Creen que pueden cumplir con los requisitos de seguridad como los cazadores

En Medina Sidonia más de un centenar de familias se dedican en estos meses a la recolección de caracoles. Un producto que tiene mucha salida comercial en el sector de la hostelería. Pero los caracoleros no están en ninguno de los colectivos que han sido autorizados a realizar salidas controladas como deportistas, pescadores o cazadores.

Francisco Casas, que posee un puesto de venta de caracoles de Medina desde hace ocho años en la avenida Reyes Católicos de San Fernando, en la zona conocida como Las Torres, lamenta que no se pueda salir al campo, ya que se está perdiendo un importante sustento económico para muchas personas, que temen ser sancionados si son encontrados en el campo sin una justificación.

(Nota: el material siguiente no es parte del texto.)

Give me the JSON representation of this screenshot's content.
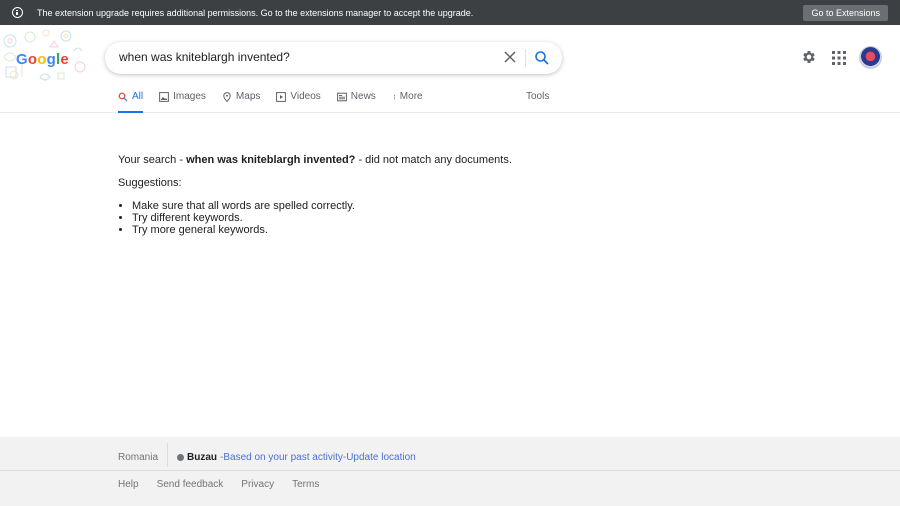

Francisco Casas explica que existen muchas “criaturas paradas, que no tienen sustento ninguno o una pequeña ayuda, y que aunque no se gane gran cosa en el campo, con los caracoles se puede ayudar a llevar la economía familiar”.

Este recolector de caracoles teme que el mes de junio se pierda como este de mayo, cuando son dos de los meses en los que mejor se realiza la selección de los mejores caracoles, que son cribados, dejando los más pequeños de nuevo en el campo y solo eligiendo los de mayor tamaño.